A assistir da bancada ao avanços e recuos que acompanham a pandemia, Jean-Claude Juncker considera que o Governo liderado por Xavier Bettel "tenta responder no presente e comete erros de apreciação". De qualquer forma, tendo em conta que a atuação do Executivo se "assemelha aos Governos dos países vizinhos", diz que  "no fogo e na ação, tenta fazer a coisa certa".

Nem o conhecimento profundo dos procedimentos europeus, permite ao antigo primeiro-ministro apontar o dedo à estratégia desencadeada para responder à crise sanitária. Face ao momento inédio, Juncker "não tem a arrogância de comentar as ações do governo luxemburguês". Acrescenta até que não tem por hábito fazer avaliações públicas sobre os comandos do país. "Nunca critico os meus antecessores e os meus sucessores", diz antes de entrar num dos temas mais sensíveis das estruturas luxemburguesas. 

"A culpa é nossa" 

Convidado a comentar as revelações da investigação jornalística OpenLux, conduzida pela Le Monde e por outros 16 orgãos de comunicação social, Juncker admite que a fama de paraíso fiscal "é um pouco nossa". 

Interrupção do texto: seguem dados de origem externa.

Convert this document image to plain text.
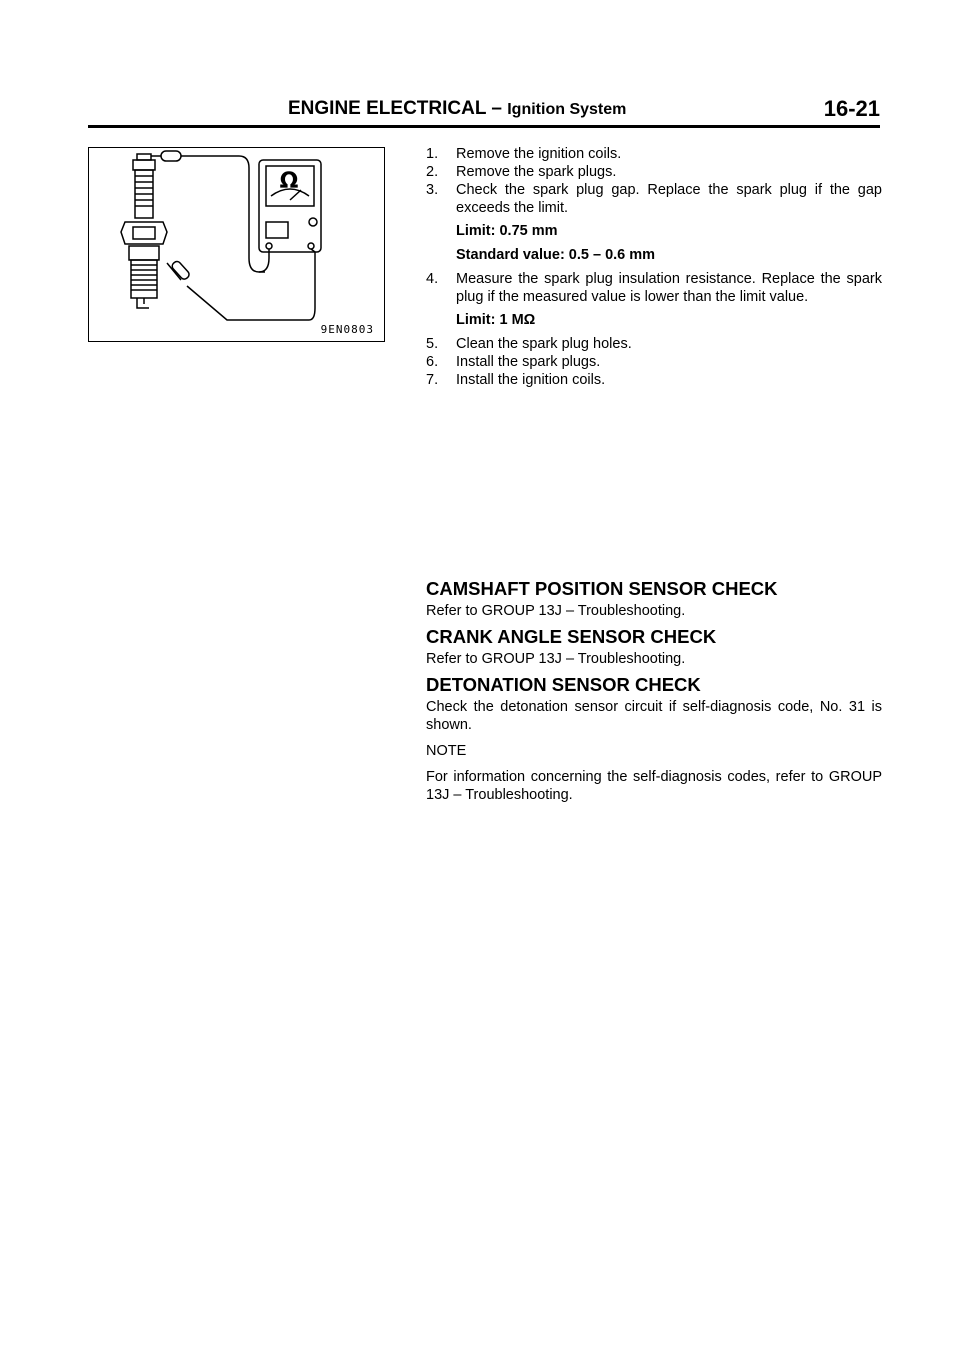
ENGINE ELECTRICAL – Ignition System	16-21
Ω
9EN0803
1.	Remove the ignition coils.
2.	Remove the spark plugs.
3.	Check the spark plug gap. Replace the spark plug if the gap exceeds the limit.
Limit: 0.75 mm
Standard value: 0.5 – 0.6 mm
4.	Measure the spark plug insulation resistance. Replace the spark plug if the measured value is lower than the limit value.
Limit: 1 MΩ
5.	Clean the spark plug holes.
6.	Install the spark plugs.
7.	Install the ignition coils.
CAMSHAFT POSITION SENSOR CHECK

Refer to GROUP 13J – Troubleshooting.

CRANK ANGLE SENSOR CHECK

Refer to GROUP 13J – Troubleshooting.

DETONATION SENSOR CHECK

Check the detonation sensor circuit if self-diagnosis code, No. 31 is shown.

NOTE

For information concerning the self-diagnosis codes, refer to GROUP 13J – Troubleshooting.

O conservador aproveitou a oportunidade para quebrar o silêncio sobre o tema que tem gerado controvérsia na Câmara dos Deputados, com o próprio CSV, na pessoa de Laurent Mosar, a dizer que a coligação chefiada por Bettel respondeu bem às conclusões que começam a pôr a nu as contradições da opacidade do registo das 55 mil empresas offshore sediadas no Luxemburgo.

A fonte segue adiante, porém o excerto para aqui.